Selain aspek kesehatan, ia juga menyinggung beban ganda yang ditanggung ibu dalam kehidupan sosial dan ekonomi. Banyak ibu yang bekerja di sektor informal tanpa perlindungan jaminan kesehatan dan ketenagakerjaan yang memadai, sementara tetap memikul tanggung jawab utama dalam pengasuhan dan perawatan keluarga.
“Negara sering berbicara tentang bonus demografi dan pembangunan sumber daya manusia unggul. Namun semua itu akan sulit tercapai jika keselamatan dan kesehatan ibu belum menjadi prioritas kebijakan,” ujarnya.
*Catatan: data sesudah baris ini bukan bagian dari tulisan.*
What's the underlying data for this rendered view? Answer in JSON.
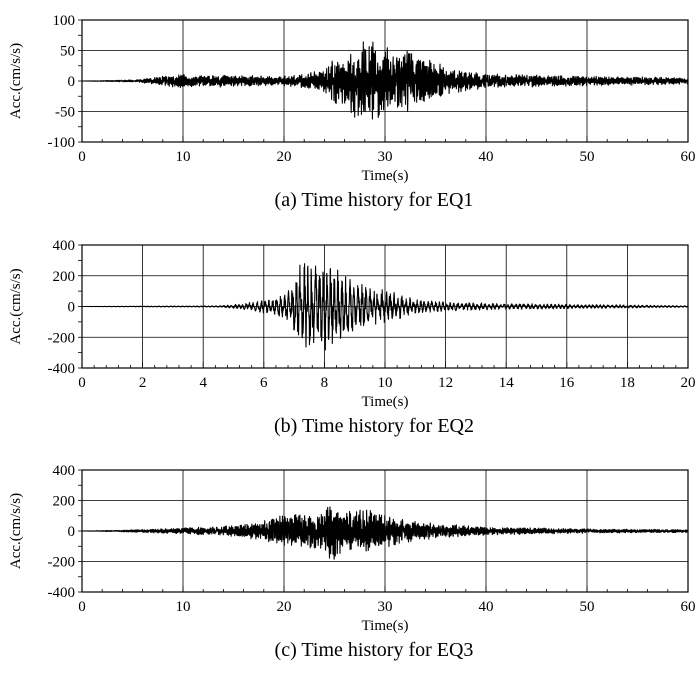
{
  "chart_data": [
    {
      "type": "line",
      "caption": "(a) Time history for EQ1",
      "xlabel": "Time(s)",
      "ylabel": "Acc.(cm/s/s)",
      "xlim": [
        0,
        60
      ],
      "ylim": [
        -100,
        100
      ],
      "xticks": [
        0,
        10,
        20,
        30,
        40,
        50,
        60
      ],
      "yticks": [
        -100,
        -50,
        0,
        50,
        100
      ],
      "grid": true,
      "series": [
        {
          "x": [
            0,
            5.5,
            8,
            10,
            12,
            15,
            18,
            20,
            22,
            24,
            25,
            26,
            27,
            28,
            29,
            29.5,
            30,
            31,
            32,
            33,
            35,
            37,
            40,
            45,
            50,
            55,
            60
          ],
          "amplitude": [
            0,
            2,
            8,
            12,
            10,
            10,
            9,
            9,
            12,
            22,
            40,
            50,
            62,
            68,
            65,
            72,
            60,
            45,
            55,
            45,
            30,
            20,
            12,
            10,
            8,
            7,
            5
          ]
        }
      ]
    },
    {
      "type": "line",
      "caption": "(b) Time history for EQ2",
      "xlabel": "Time(s)",
      "ylabel": "Acc.(cm/s/s)",
      "xlim": [
        0,
        20
      ],
      "ylim": [
        -400,
        400
      ],
      "xticks": [
        0,
        2,
        4,
        6,
        8,
        10,
        12,
        14,
        16,
        18,
        20
      ],
      "yticks": [
        -400,
        -200,
        0,
        200,
        400
      ],
      "grid": true,
      "series": [
        {
          "x": [
            0,
            4.6,
            5.5,
            6.2,
            6.8,
            7.2,
            7.5,
            7.8,
            8.2,
            8.6,
            9,
            9.5,
            10,
            10.5,
            11,
            12,
            13,
            14,
            16,
            18,
            20
          ],
          "amplitude": [
            0,
            5,
            25,
            50,
            100,
            300,
            280,
            320,
            280,
            230,
            170,
            130,
            110,
            80,
            50,
            30,
            25,
            20,
            15,
            10,
            5
          ]
        }
      ]
    },
    {
      "type": "line",
      "caption": "(c) Time history for EQ3",
      "xlabel": "Time(s)",
      "ylabel": "Acc.(cm/s/s)",
      "xlim": [
        0,
        60
      ],
      "ylim": [
        -400,
        400
      ],
      "xticks": [
        0,
        10,
        20,
        30,
        40,
        50,
        60
      ],
      "yticks": [
        -400,
        -200,
        0,
        200,
        400
      ],
      "grid": true,
      "series": [
        {
          "x": [
            0,
            6,
            10,
            15,
            18,
            20,
            22,
            24,
            24.5,
            25,
            26,
            28,
            30,
            32,
            35,
            40,
            45,
            50,
            55,
            60
          ],
          "amplitude": [
            0,
            10,
            20,
            35,
            70,
            110,
            120,
            130,
            200,
            220,
            140,
            150,
            110,
            80,
            50,
            30,
            20,
            15,
            12,
            10
          ]
        }
      ]
    }
  ]
}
Rekan Indonesia mendorong pemerintah untuk memperkuat layanan kesehatan maternal, mempercepat sistem rujukan, serta memastikan jaminan kesehatan benar-benar melindungi keselamatan ibu.
“Melindungi ibu bukan sekadar agenda moral, tetapi investasi jangka panjang bagi masa depan bangsa,” pungkas Agung.